Back in the early 1960s, black people in the United States were being victimized by poverty and murder. Despite marches like we saw in Winnipeg, blacks did not have an ally in the federal government because the Kennedy brothers, John and Robert, were more interested in being global statesman and dealing with things like the cold war.

It was only when their efforts were undermined by foreign leaders holding up headlines of freedom riders being beaten while their bus burned, the skin of teenage black kids being torn off by water hoses, and black people marching under the simple slogan “I am a man” that the Kennedy’s realized their credibility as world leaders depended on how they took care of their own citizens at home.

The fodder for detractors continues today as Iran, Iraq, Egypt, Syria, Russia and China, as well as Amnesty International, have been quick to reprimand the United States for what is happening in Ferguson, Missouri where a white police officer killed an unarmed black teenager.

Prime Minister Stephen Harper and Foreign Affairs Minister John Baird have been highly outspoken on the world stage about the crises in Israel and Ukraine. The weight of their words goes up and down with the level of Canada’s image abroad. Harper wants to be taken seriously when he talks about human rights but that becomes a lot more difficult when Russia and Hamas can point to problems in Canada like the murder of over a thousand indigenous women and the third-world conditions that First Nations live in.

Justice Minister Peter McKay has already responded to this latest incident by repeating the federal government’s position. No public inquiry. If First Nations leaders can’t get what they want despite the support of a majority of other Canadians (according to most recent polls), then they will be forced to direct their efforts toward the world stage where they seem to receive a more favourable reaction.

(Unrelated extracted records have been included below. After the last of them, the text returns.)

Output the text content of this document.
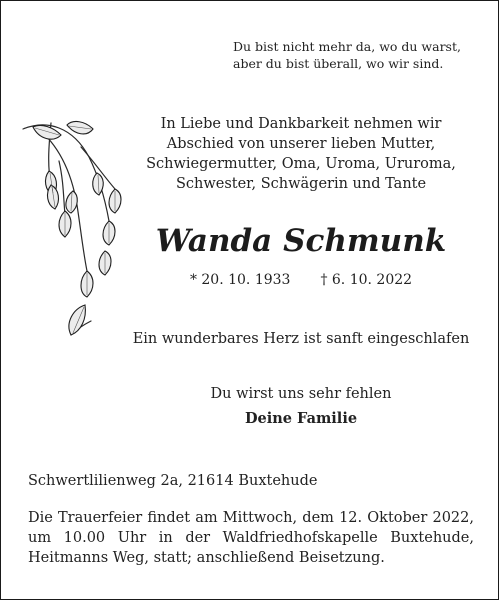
Du bist nicht mehr da, wo du warst,
aber du bist überall, wo wir sind.

In Liebe und Dankbarkeit nehmen wir
Abschied von unserer lieben Mutter,
Schwiegermutter, Oma, Uroma, Ururoma,
Schwester, Schwägerin und Tante

Wanda Schmunk

* 20. 10. 1933 † 6. 10. 2022

Ein wunderbares Herz ist sanft eingeschlafen

Du wirst uns sehr fehlen

Deine Familie

Schwertlilienweg 2a, 21614 Buxtehude

Die Trauerfeier findet am Mittwoch, dem 12. Oktober 2022,
um 10.00 Uhr in der Waldfriedhofskapelle Buxtehude,
Heitmanns Weg, statt; anschließend Beisetzung.
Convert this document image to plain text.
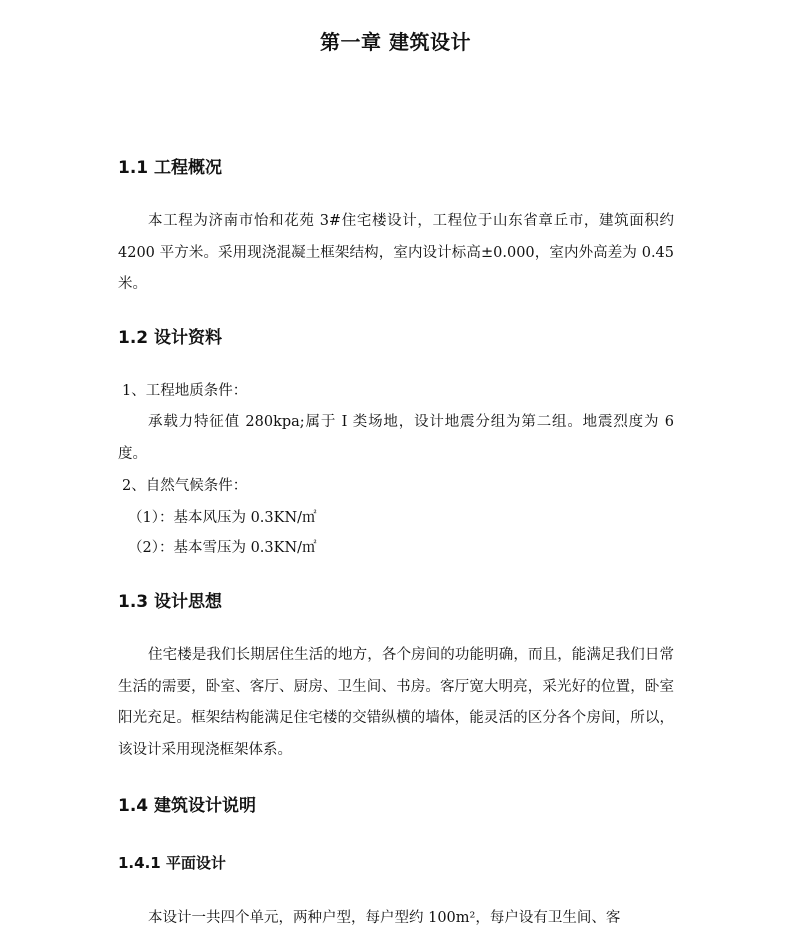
第一章 建筑设计
1.1 工程概况

本工程为济南市怡和花苑 3#住宅楼设计，工程位于山东省章丘市，建筑面积约 4200 平方米。采用现浇混凝土框架结构，室内设计标高±0.000，室内外高差为 0.45 米。

1.2 设计资料
1、工程地质条件：

承载力特征值 280kpa;属于 I 类场地，设计地震分组为第二组。地震烈度为 6 度。

2、自然气候条件：
（1）：基本风压为 0.3KN/㎡
（2）：基本雪压为 0.3KN/㎡
1.3 设计思想

住宅楼是我们长期居住生活的地方，各个房间的功能明确，而且，能满足我们日常生活的需要，卧室、客厅、厨房、卫生间、书房。客厅宽大明亮，采光好的位置，卧室阳光充足。框架结构能满足住宅楼的交错纵横的墙体，能灵活的区分各个房间，所以，该设计采用现浇框架体系。

1.4 建筑设计说明
1.4.1 平面设计

本设计一共四个单元，两种户型，每户型约 100m²，每户设有卫生间、客
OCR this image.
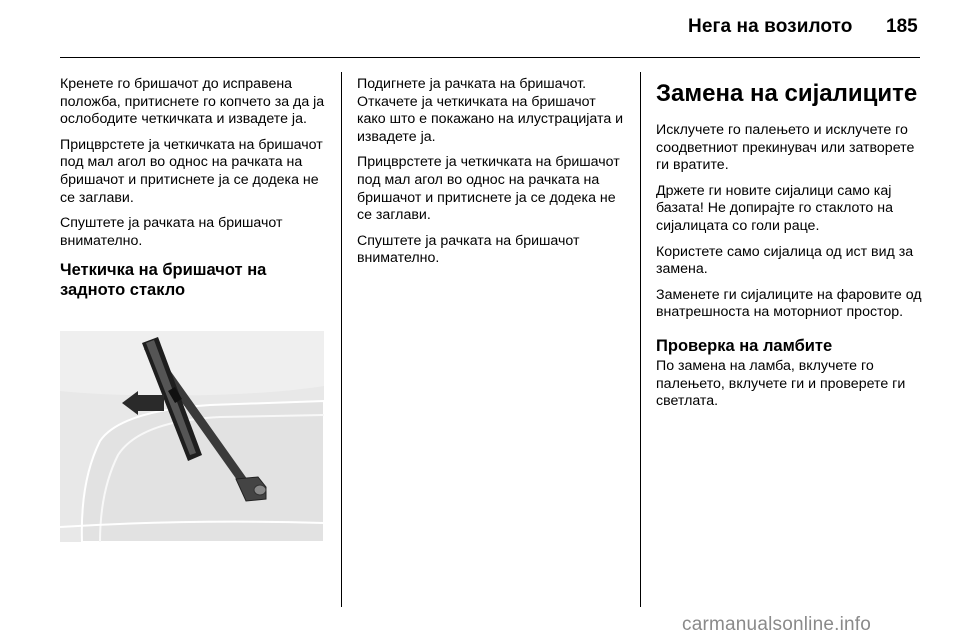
Нега на возилото 185

Кренете го бришачот до исправена положба, притиснете го копчето за да ја ослободите четкичката и извадете ја.

Прицврстете ја четкичката на бришачот под мал агол во однос на рачката на бришачот и притиснете ја се додека не се заглави.

Спуштете ја рачката на бришачот внимателно.

Четкичка на бришачот на задното стакло

Подигнете ја рачката на бришачот. Откачете ја четкичката на бришачот како што е покажано на илустрацијата и извадете ја.

Прицврстете ја четкичката на бришачот под мал агол во однос на рачката на бришачот и притиснете ја се додека не се заглави.

Спуштете ја рачката на бришачот внимателно.

Замена на сијалиците

Исклучете го палењето и исклучете го соодветниот прекинувач или затворете ги вратите.

Држете ги новите сијалици само кај базата! Не допирајте го стаклото на сијалицата со голи раце.

Користете само сијалица од ист вид за замена.

Заменете ги сијалиците на фаровите од внатрешноста на моторниот простор.

Проверка на ламбите

По замена на ламба, вклучете го палењето, вклучете ги и проверете ги светлата.

carmanualsonline.info
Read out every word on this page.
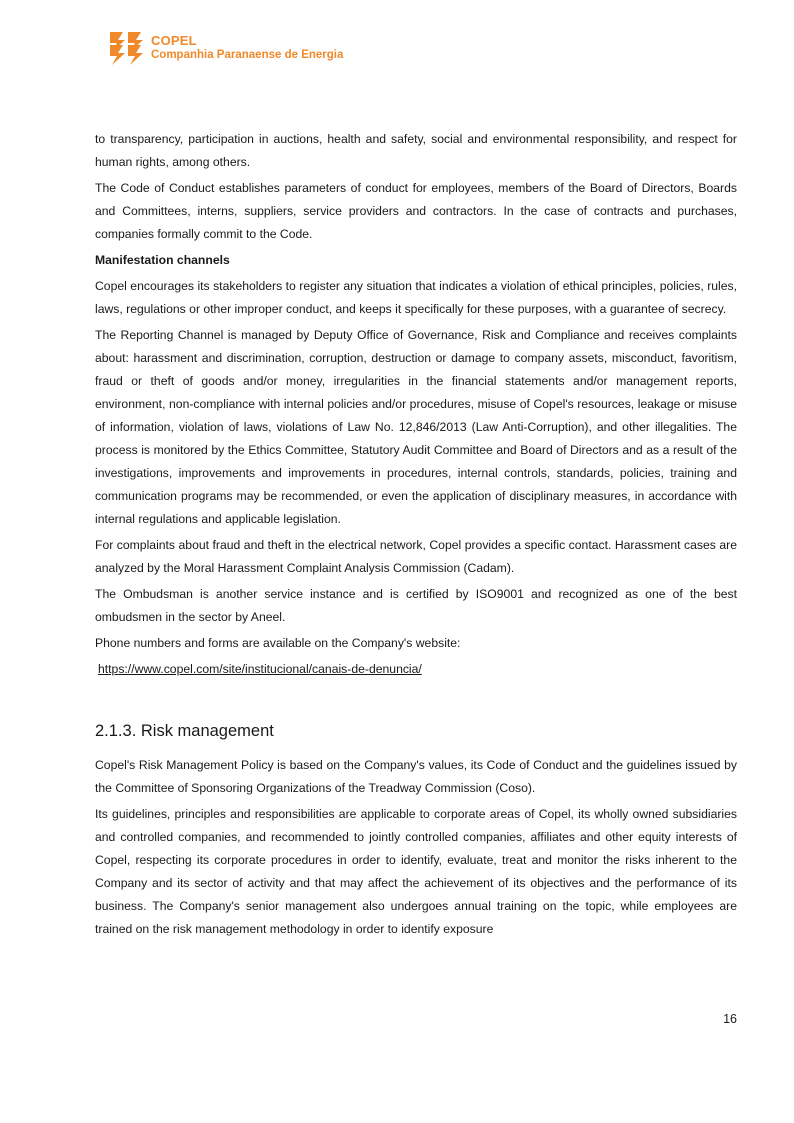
COPEL
Companhia Paranaense de Energia

to transparency, participation in auctions, health and safety, social and environmental responsibility, and respect for human rights, among others.

The Code of Conduct establishes parameters of conduct for employees, members of the Board of Directors, Boards and Committees, interns, suppliers, service providers and contractors. In the case of contracts and purchases, companies formally commit to the Code.

Manifestation channels

Copel encourages its stakeholders to register any situation that indicates a violation of ethical principles, policies, rules, laws, regulations or other improper conduct, and keeps it specifically for these purposes, with a guarantee of secrecy.

The Reporting Channel is managed by Deputy Office of Governance, Risk and Compliance and receives complaints about: harassment and discrimination, corruption, destruction or damage to company assets, misconduct, favoritism, fraud or theft of goods and/or money, irregularities in the financial statements and/or management reports, environment, non-compliance with internal policies and/or procedures, misuse of Copel's resources, leakage or misuse of information, violation of laws, violations of Law No. 12,846/2013 (Law Anti-Corruption), and other illegalities. The process is monitored by the Ethics Committee, Statutory Audit Committee and Board of Directors and as a result of the investigations, improvements and improvements in procedures, internal controls, standards, policies, training and communication programs may be recommended, or even the application of disciplinary measures, in accordance with internal regulations and applicable legislation.

For complaints about fraud and theft in the electrical network, Copel provides a specific contact. Harassment cases are analyzed by the Moral Harassment Complaint Analysis Commission (Cadam).

The Ombudsman is another service instance and is certified by ISO9001 and recognized as one of the best ombudsmen in the sector by Aneel.

Phone numbers and forms are available on the Company's website:

https://www.copel.com/site/institucional/canais-de-denuncia/
2.1.3. Risk management

Copel's Risk Management Policy is based on the Company's values, its Code of Conduct and the guidelines issued by the Committee of Sponsoring Organizations of the Treadway Commission (Coso).

Its guidelines, principles and responsibilities are applicable to corporate areas of Copel, its wholly owned subsidiaries and controlled companies, and recommended to jointly controlled companies, affiliates and other equity interests of Copel, respecting its corporate procedures in order to identify, evaluate, treat and monitor the risks inherent to the Company and its sector of activity and that may affect the achievement of its objectives and the performance of its business. The Company's senior management also undergoes annual training on the topic, while employees are trained on the risk management methodology in order to identify exposure

16
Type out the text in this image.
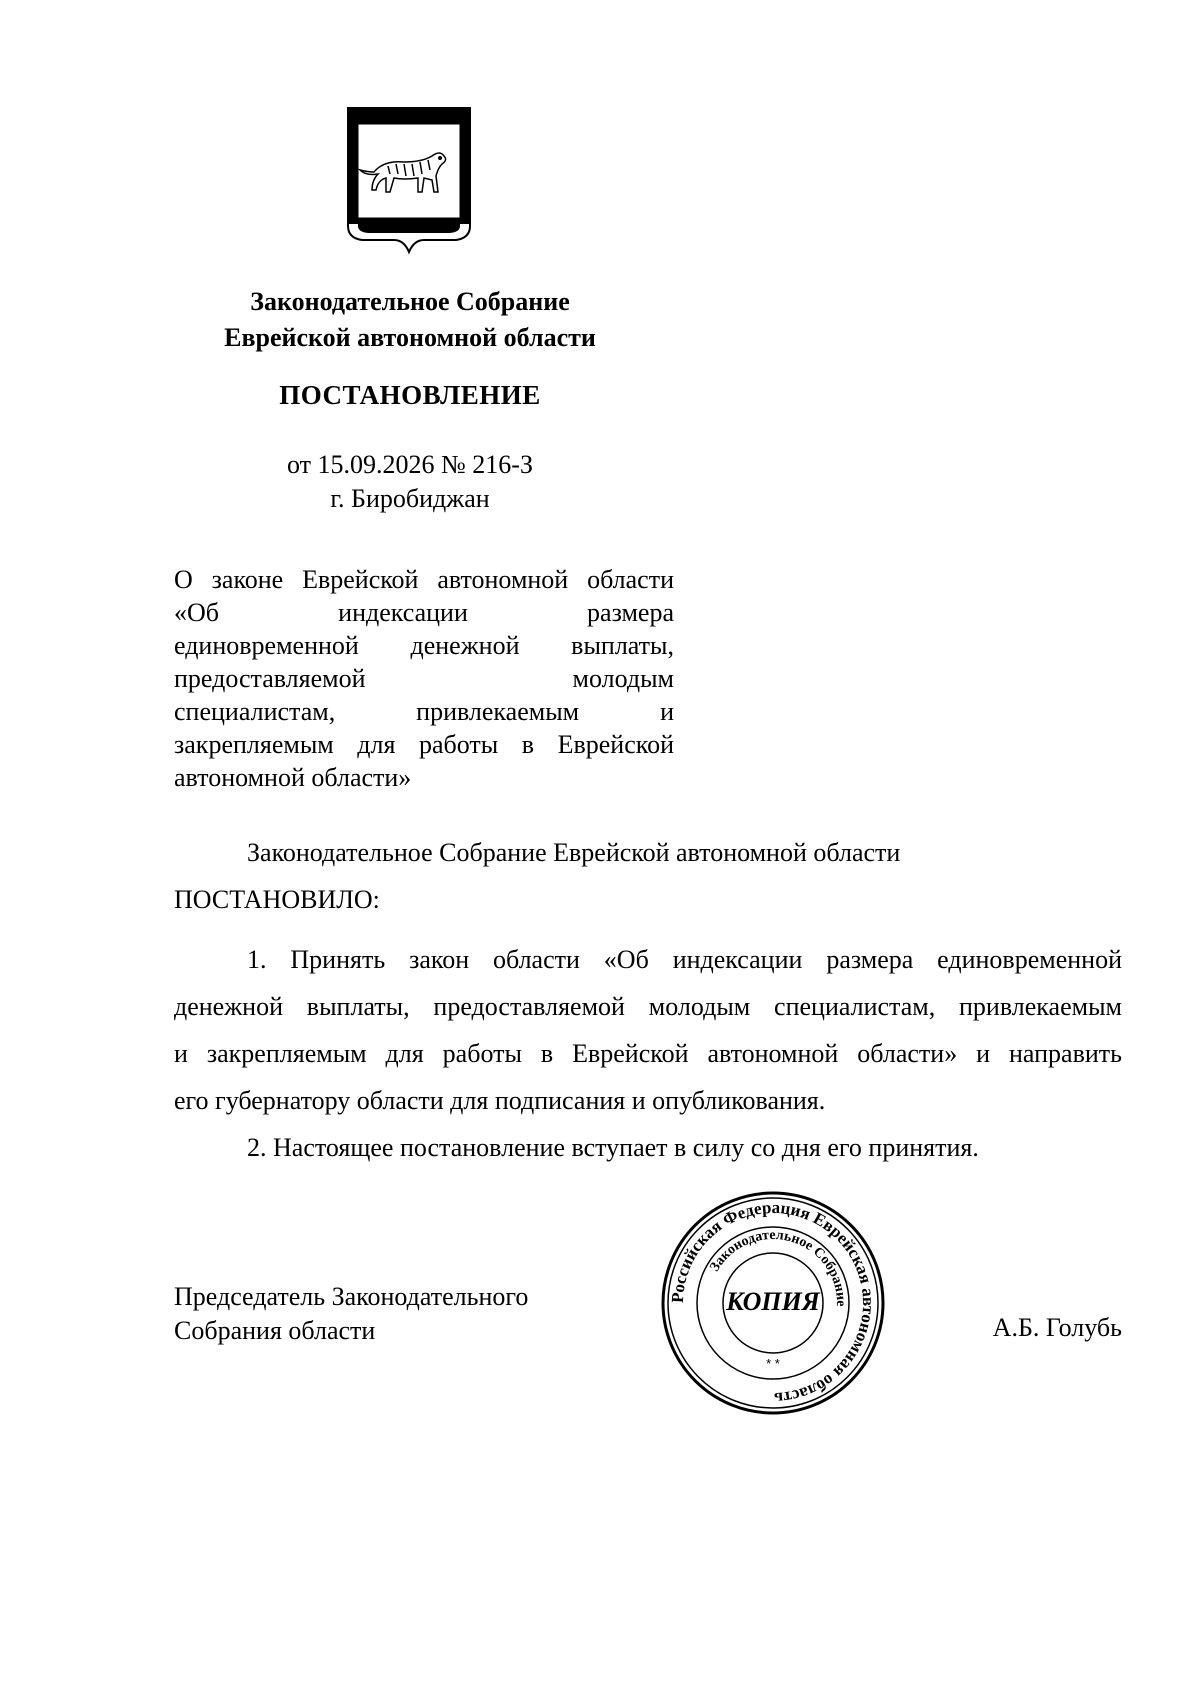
Законодательное Собрание
Еврейской автономной области
ПОСТАНОВЛЕНИЕ
от 15.09.2026 № 216-З
г. Биробиджан
О законе Еврейской автономной области
«Об индексации размера
единовременной денежной выплаты,
предоставляемой молодым
специалистам, привлекаемым и
закрепляемым для работы в Еврейской
автономной области»
Законодательное Собрание Еврейской автономной области
ПОСТАНОВИЛО:
1. Принять закон области «Об индексации размера единовременной
денежной выплаты, предоставляемой молодым специалистам, привлекаемым
и закрепляемым для работы в Еврейской автономной области» и направить
его губернатору области для подписания и опубликования.
2. Настоящее постановление вступает в силу со дня его принятия.
Председатель Законодательного
Собрания области	А.Б. Голубь
Российская Федерация Еврейская автономная область
Законодательное Собрание
КОПИЯ
* *
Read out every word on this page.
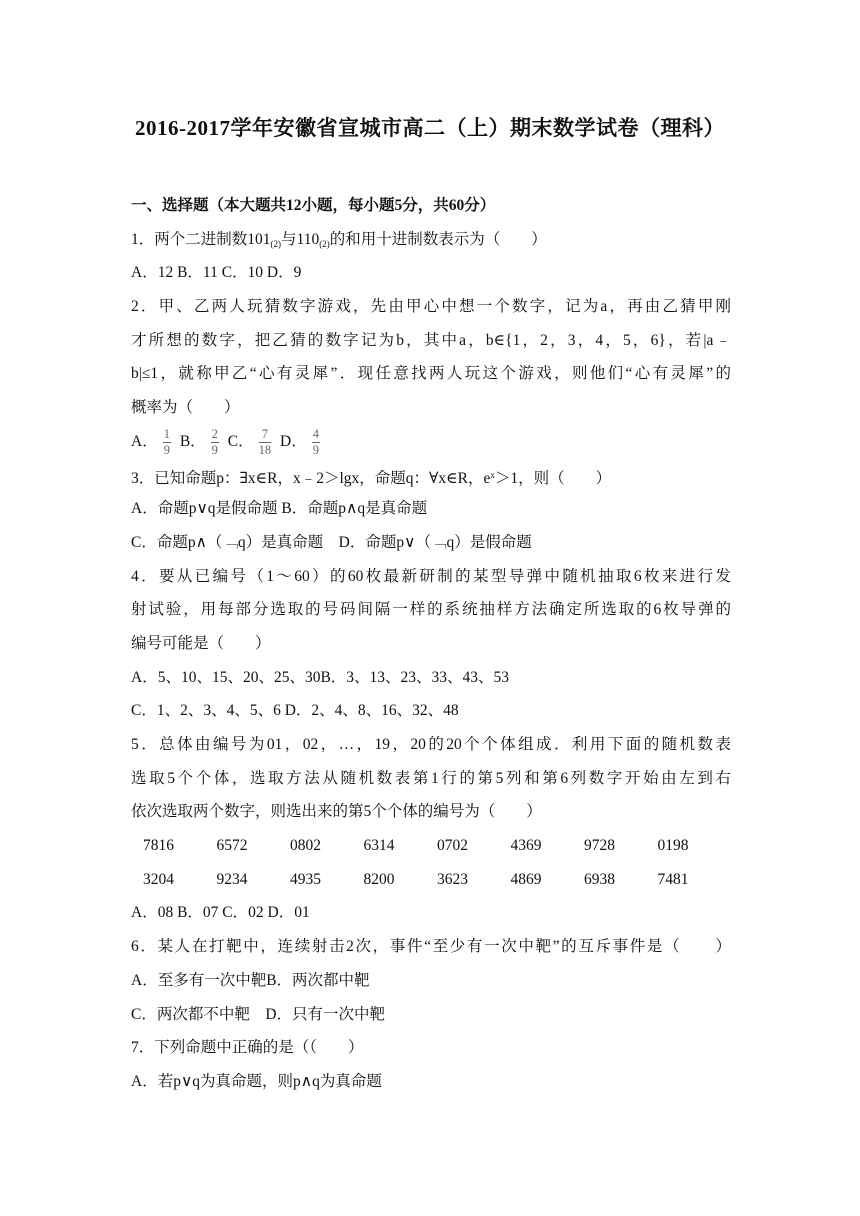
2016-2017学年安徽省宣城市高二（上）期末数学试卷（理科）
一、选择题（本大题共12小题，每小题5分，共60分）
1．两个二进制数$101_{(2)}$与$110_{(2)}$的和用十进制数表示为（　　）
A．12 B．11 C．10 D．9
2．甲、乙两人玩猜数字游戏，先由甲心中想一个数字，记为a，再由乙猜甲刚
才所想的数字，把乙猜的数字记为b，其中a，b∈{1，2，3，4，5，6}，若|a﹣
b|≤1，就称甲乙“心有灵犀”．现任意找两人玩这个游戏，则他们“心有灵犀”的
概率为（　　）
A． $\frac{1}{9}$ B． $\frac{2}{9}$ C． $\frac{7}{18}$ D． $\frac{4}{9}$
3．已知命题p：∃x∈R，x﹣2＞lgx，命题q：∀x∈R，$e^x>1$，则（　　）
A．命题p∨q是假命题 B．命题p∧q是真命题
C．命题p∧（﹁q）是真命题　D．命题p∨（﹁q）是假命题
4．要从已编号（1～60）的60枚最新研制的某型导弹中随机抽取6枚来进行发
射试验，用每部分选取的号码间隔一样的系统抽样方法确定所选取的6枚导弹的
编号可能是（　　）
A．5、10、15、20、25、30B．3、13、23、33、43、53
C．1、2、3、4、5、6 D．2、4、8、16、32、48
5．总体由编号为01，02，…，19，20的20个个体组成．利用下面的随机数表
选取5个个体，选取方法从随机数表第1行的第5列和第6列数字开始由左到右
依次选取两个数字，则选出来的第5个个体的编号为（　　）
7816	6572	0802	6314	0702	4369	9728	0198
3204	9234	4935	8200	3623	4869	6938	7481
A．08 B．07 C．02 D．01
6．某人在打靶中，连续射击2次，事件“至少有一次中靶”的互斥事件是（　　）
A．至多有一次中靶B．两次都中靶
C．两次都不中靶　D．只有一次中靶
7．下列命题中正确的是（（　　）
A．若p∨q为真命题，则p∧q为真命题
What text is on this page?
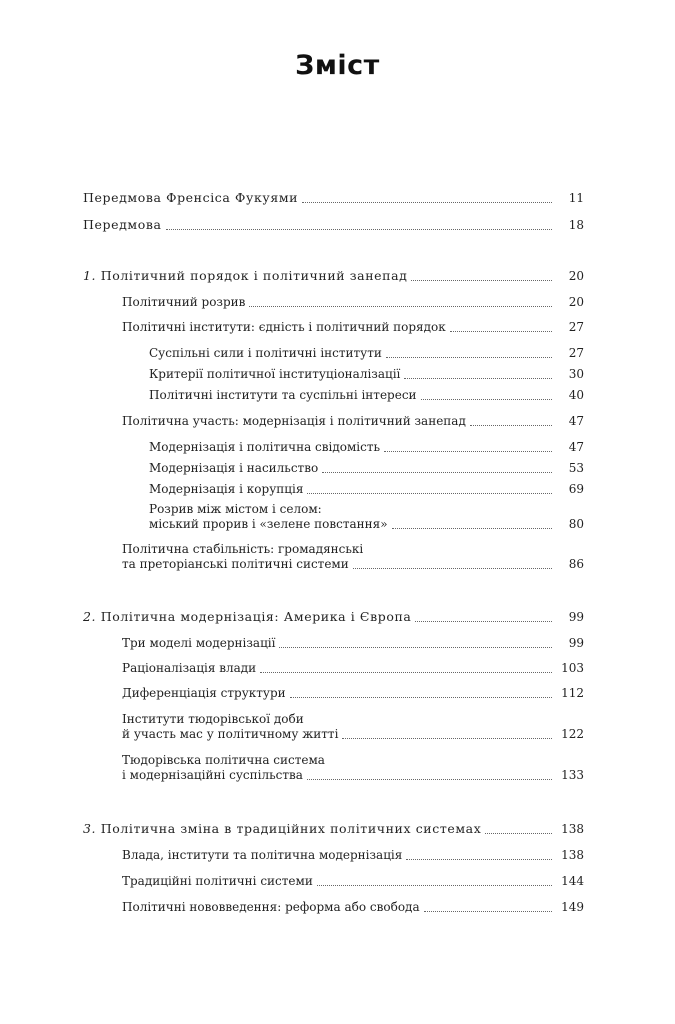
Зміст
Передмова Френсіса Фукуями	11
Передмова	18
1. Політичний порядок і політичний занепад	20
Політичний розрив	20
Політичні інститути: єдність і політичний порядок	27
Суспільні сили і політичні інститути	27
Критерії політичної інституціоналізації	30
Політичні інститути та суспільні інтереси	40
Політична участь: модернізація і політичний занепад	47
Модернізація і політична свідомість	47
Модернізація і насильство	53
Модернізація і корупція	69
Розрив між містом і селом:
міський прорив і «зелене повстання»	80
Політична стабільність: громадянські
та преторіанські політичні системи	86
2. Політична модернізація: Америка і Європа	99
Три моделі модернізації	99
Раціоналізація влади	103
Диференціація структури	112
Інститути тюдорівської доби
й участь мас у політичному житті	122
Тюдорівська політична система
і модернізаційні суспільства	133
3. Політична зміна в традиційних політичних системах	138
Влада, інститути та політична модернізація	138
Традиційні політичні системи	144
Політичні нововведення: реформа або свобода	149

In 1961, when video of lynchings and black people being beaten down in the streets was being broadcast worldwide, the Kennedy brothers responded. Here in Canada, Indians had just been given the right to vote, but they needed a pass to leave their reserves and many were forced into residential schools where the history of abuse has just recently been fully exposed.

Canada was able to keep the treatment of First Nations people away from the global spotlight back then but if we want to be taken seriously now, this country must deal with tragedies like the situation of missing and murdered aboriginal women.

“There continues to be little to no projects or policies to engage this issue. It continues to be ignored by authorities,” said march organizer Niigaan Sinclair. “It has to stop.”

Don Marks is a Winnipeg-based writer.